Les samedis ont ceci de troublant : ils rythment les semaines de location, les arrivées nouvelles, les départs qui ne sont que retour vers la vie première, ils colorent le ruban intemporel des vacances par la pointe de nostalgie qui y convient. Ces visages, ces silhouettes amies, familières s'en vont, d'autres arrivent, défilé quasi permanent de valises en quête d'ailleurs, quand bien même l'ailleurs est ici. Côté paradoxal, certains viennent chercher ici un ailleurs pour s'évader, d'autres partent d'ici, la tête ailleurs, vers l'autre ici, celui de leurs vies. Dimension particulière qui renforce le côté hors du temps, hors du monde, détachement agréable et réconfortant, bonheur des vacances et de cette vie loin des plannings tendus, des courses folles, du manque de temps. Drôle de journée, pleine de chaleur dès le matin, limite étouffante, ce qui reste rare ici. Rythme normal d'un jour ordinaire ou presque, au fond, ils ne sont jamais ordinaires tous ces jours tant chacun apporte son lot de surprises, de joies, de bonheurs, d'éclats de lumières pour nos neurones trop privés de lumières. Levé, petit-déjeuner et puis, samedi oblige, marché. L'occasion de voir ces étals colorés, ces bonimenteurs en quête de vendre leurs camelots sous débords de démonstrations bien rodées et époustouflantes, l'art des mots bien choisis, l'art de la prise à témoin pour bien démontrer et l'efficacité du produit et la grandissime remise consenti. Chacun est unique et chacun aime à être considéré comme unique. Chaleur étouffante, asphalte brulante, repas pris à l'ombre des chênes, avant que la colère céleste se manifeste par ses coups de vents, forts, violents, impressionnants de vigueur, secouant les branches des chênes et en détachant les glands, mitraillant les toits de tôles de nos demeures estivales.
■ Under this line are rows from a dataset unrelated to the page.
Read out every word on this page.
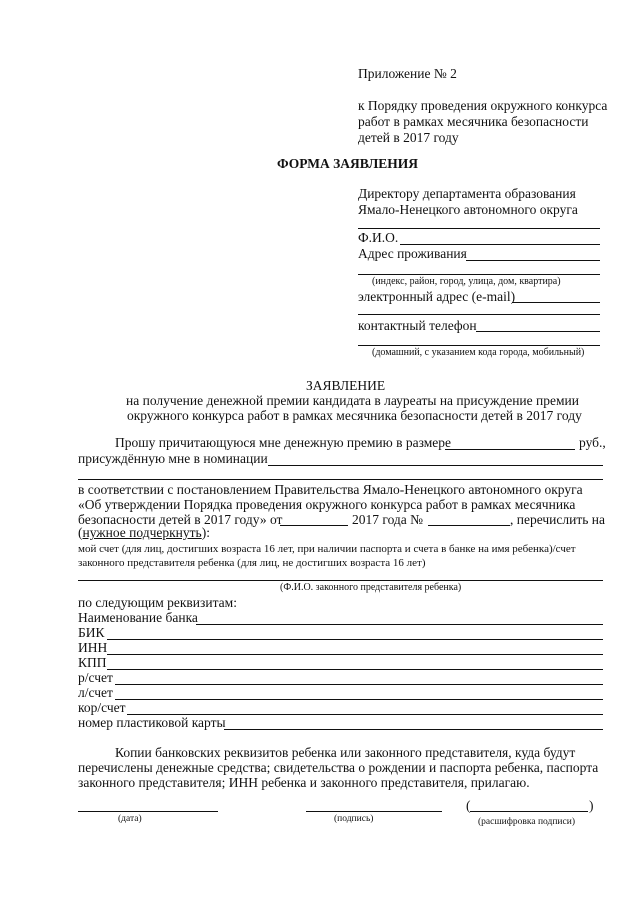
Приложение № 2
к Порядку проведения окружного конкурса
работ в рамках месячника безопасности
детей в 2017 году
ФОРМА ЗАЯВЛЕНИЯ
Директору департамента образования
Ямало-Ненецкого автономного округа
Ф.И.О.
Адрес проживания
(индекс, район, город, улица, дом, квартира)
электронный адрес (e-mail)
контактный телефон
(домашний, с указанием кода города, мобильный)
ЗАЯВЛЕНИЕ
на получение денежной премии кандидата в лауреаты на присуждение премии
окружного конкурса работ в рамках месячника безопасности детей в 2017 году
Прошу причитающуюся мне денежную премию в размере	руб.,
присуждённую мне в номинации
в соответствии с постановлением Правительства Ямало-Ненецкого автономного округа
«Об утверждении Порядка проведения окружного конкурса работ в рамках месячника
безопасности детей в 2017 году» от	2017 года №	, перечислить на
(нужное подчеркнуть):
мой счет (для лиц, достигших возраста 16 лет, при наличии паспорта и счета в банке на имя ребенка)/счет
законного представителя ребенка (для лиц, не достигших возраста 16 лет)
(Ф.И.О. законного представителя ребенка)
по следующим реквизитам:
Наименование банка
БИК
ИНН
КПП
р/счет
л/счет
кор/счет
номер пластиковой карты
Копии банковских реквизитов ребенка или законного представителя, куда будут
перечислены денежные средства; свидетельства о рождении и паспорта ребенка, паспорта
законного представителя; ИНН ребенка и законного представителя, прилагаю.
(дата)	(подпись)
(	)
(расшифровка подписи)
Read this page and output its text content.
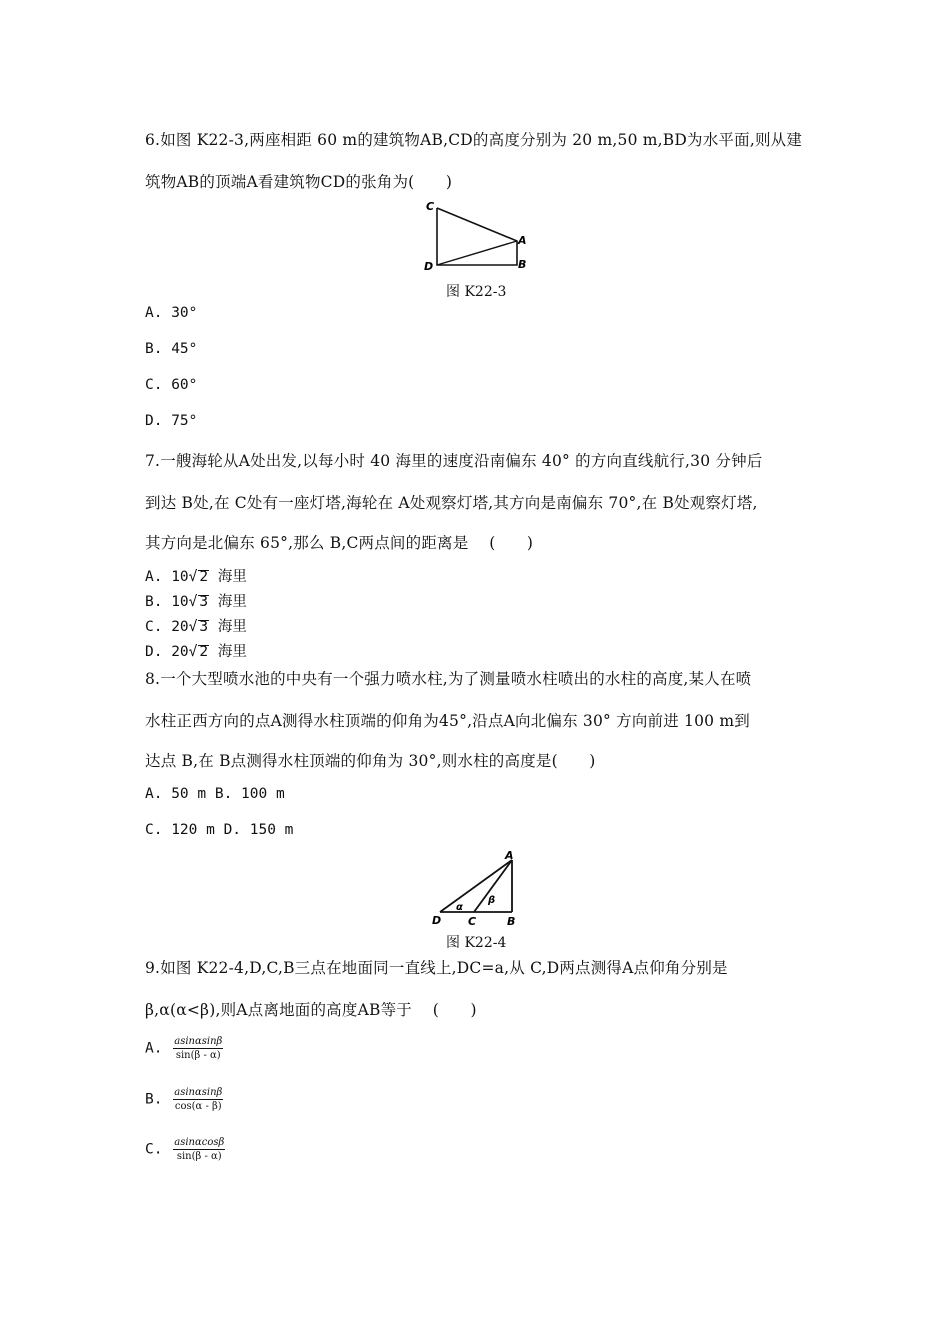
6.如图 K22-3,两座相距 60 m的建筑物AB,CD的高度分别为 20 m,50 m,BD为水平面,则从建
筑物AB的顶端A看建筑物CD的张角为(　　)
C
A
D	B
图 K22-3
A. 30°
B. 45°
C. 60°
D. 75°
7.一艘海轮从A处出发,以每小时 40 海里的速度沿南偏东 40° 的方向直线航行,30 分钟后
到达 B处,在 C处有一座灯塔,海轮在 A处观察灯塔,其方向是南偏东 70°,在 B处观察灯塔,
其方向是北偏东 65°,那么 B,C两点间的距离是　 (　　)
A. 10√ 2 海里
B. 10√ 3 海里
C. 20√ 3 海里
D. 20√ 2 海里
8.一个大型喷水池的中央有一个强力喷水柱,为了测量喷水柱喷出的水柱的高度,某人在喷
水柱正西方向的点A测得水柱顶端的仰角为45°,沿点A向北偏东 30° 方向前进 100 m到
达点 B,在 B点测得水柱顶端的仰角为 30°,则水柱的高度是(　　)
A. 50 m B. 100 m
C. 120 m D. 150 m
A
α
β
D C	B
图 K22-4
9.如图 K22-4,D,C,B三点在地面同一直线上,DC=a,从 C,D两点测得A点仰角分别是
β,α(α<β),则A点离地面的高度AB等于　 (　　)
A. $\frac{asin\alpha\sin\beta}{\sin(\beta - \alpha)}$
B. $\frac{asin\alpha\sin\beta}{\cos(\alpha - \beta)}$
C. $\frac{asin\alpha\cos\beta}{\sin(\beta - \alpha)}$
Qu'il est bon de se sentir petit face à la majesté nature, force indomptable, échappant encore aux désirs de nos politiques, tout comme il est doux de profiter de ce vent de fraicheur insufflé dans cette journée trop chaude. Lumière changeante, les passages nuageux se succèdent, se déchirent et éclairent l'azur de blanc et de gris, étouffent la clarté et estompent les ombres, plusieurs chromatiques en ordres non chronologique, c'est cela la nature, sauvage, belle et rebelle. On apprend toujours lorsqu'on observe, on mesure combien nous ne sommes pas supérieur en quoique ce soit, ni même inférieur, juste élément parmi les éléments, matière née de la matière, nous avons besoin de nos liaisons avec toutes ces sources d'énergies, la terre, l'air, le feu, l'eau, le ciel, le cosmos, les pensées, tout est notre vitalité. Que nous oublions de nous connecter à l'une ou l'autre de ces sources et c'est nous qui sommes déséquilibrés, en manque d'énergies, en baisse de forme. Se relier à nos antennes est un besoin plus vital que nous ne le pensons. Chacun possède son coin, son lieu de régénérescence, parfois même plusieurs, sortes de prises où l'on branche le grand chargeur de notre batterie interne. Hélas, dans nos sociétés technologiques modernes, on pense plus à recharger son portable, tous nos gadgets électroniques, que de se brancher soi sur nos socles de vie.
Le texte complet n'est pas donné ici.